Darum gehts
- Tattoo-Entfernungen nehmen zu, während neue Tattoos weniger beliebt werden
- Aktuelle Trends betonen Schlichtheit, Natürlichkeit und eine reduzierte Ästhetik
- Unsichere Zeiten verstärken den Wunsch nach Ordnung und Stabilität
Immer mehr lassen sich ihre Tattoos entfernen, während gleichzeitig weniger neue gestochen werden. Warum? Das haben wir Alexandra Viert (39) gefragt.
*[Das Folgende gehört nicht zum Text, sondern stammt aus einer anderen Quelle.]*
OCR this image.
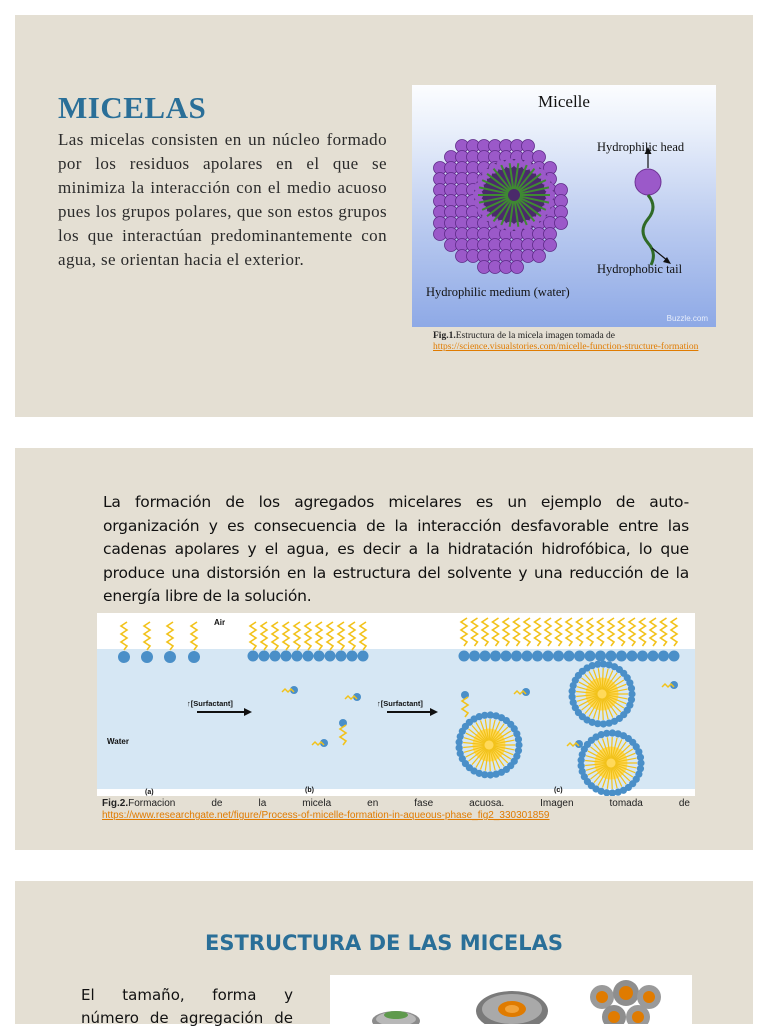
MICELAS

Las micelas consisten en un núcleo formado por los residuos apolares en el que se minimiza la interacción con el medio acuoso pues los grupos polares, que son estos grupos los que interactúan predominantemente con agua, se orientan hacia el exterior.

Micelle
Hydrophilic head
Hydrophobic tail
Hydrophilic medium (water)
Buzzle.com
Fig.1.Estructura de la micela imagen tomada de
https://science.visualstories.com/micelle-function-structure-formation

La formación de los agregados micelares es un ejemplo de auto-organización y es consecuencia de la interacción desfavorable entre las cadenas apolares y el agua, es decir a la hidratación hidrofóbica, lo que produce una distorsión en la estructura del solvente y una reducción de la energía libre de la solución.

Air
Water
↑[Surfactant]	↑[Surfactant]
(a)	(b)	(c)
Fig.2.Formacion	de	la	micela	en	fase	acuosa.	Imagen	tomada	de
https://www.researchgate.net/figure/Process-of-micelle-formation-in-aqueous-phase_fig2_330301859
ESTRUCTURA DE LAS MICELAS
El tamaño, forma y
número de agregación de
Sie arbeitet für die Fachrichtung Trends & Identity an der ZHdK und als Trendforscherin, insbesondere zu Themen der Gesundheit.
Frau Viert, welche ästhetischen Trends sind momentan besonders gefragt?
Alexandra Viert: In Zeiten von Krisen, wie Krieg oder wirtschaftlicher Unsicherheit, haben Menschen ein verstärktes Bedürfnis nach Ordnung. Das zeigt sich in ästhetischen Strömungen wie Skandi-Minimalismus oder der Clean-Girl-Aesthetic. Farblosigkeit als Krisenphänomen, sozusagen. Wo das Auge hinschaut, überall nur grau und beige – greige, wie die Kombination daraus genannt wird, ist in Mode, Beauty und Interior gerade omnipräsent. Tätowierungen passen schlicht nicht in die propagierte Natürlichkeit, Leichtigkeit und Schlichtheit.
Warum entfernen immer mehr Menschen ihre Tattoos?
Unser Alltag ist schneller, kurzlebiger und unverbindlicher geworden – stabile Strukturen, feste Identitäten oder langfristige Verpflichtungen sind seltener geworden. Eine Tätowierung für immer entspricht gerade nicht dem Zeitgeist. Verbesserte und gänzlich neue Methoden, Techniken und Produkte, zum Beispiel im Bereich der Laserbehandlung, können eine treibende Kraft sein. Auch Prominente, wie Pete Davidson, die öffentlichkeitswirksam ihren von Tattoos befreiten Körper inszenieren, können Einfluss haben.
Gibt es einen Zusammenhang zwischen Tattoos und Gesundheitstrends?
Ja, Gesundheitstrends tangieren schliesslich auch Körperbilder. Tätowierungen sind eine Form des Selbstausdrucks und kennzeichnen bestimmte Lebensstile. Verändert sich der Lebensstil – wie bei Pete Davidson, der dem Alkohol abschwörte (sober zu sein, ist schon länger ein Gesundheitstrend), scheinen manche Motive aus der Zeit zu fallen.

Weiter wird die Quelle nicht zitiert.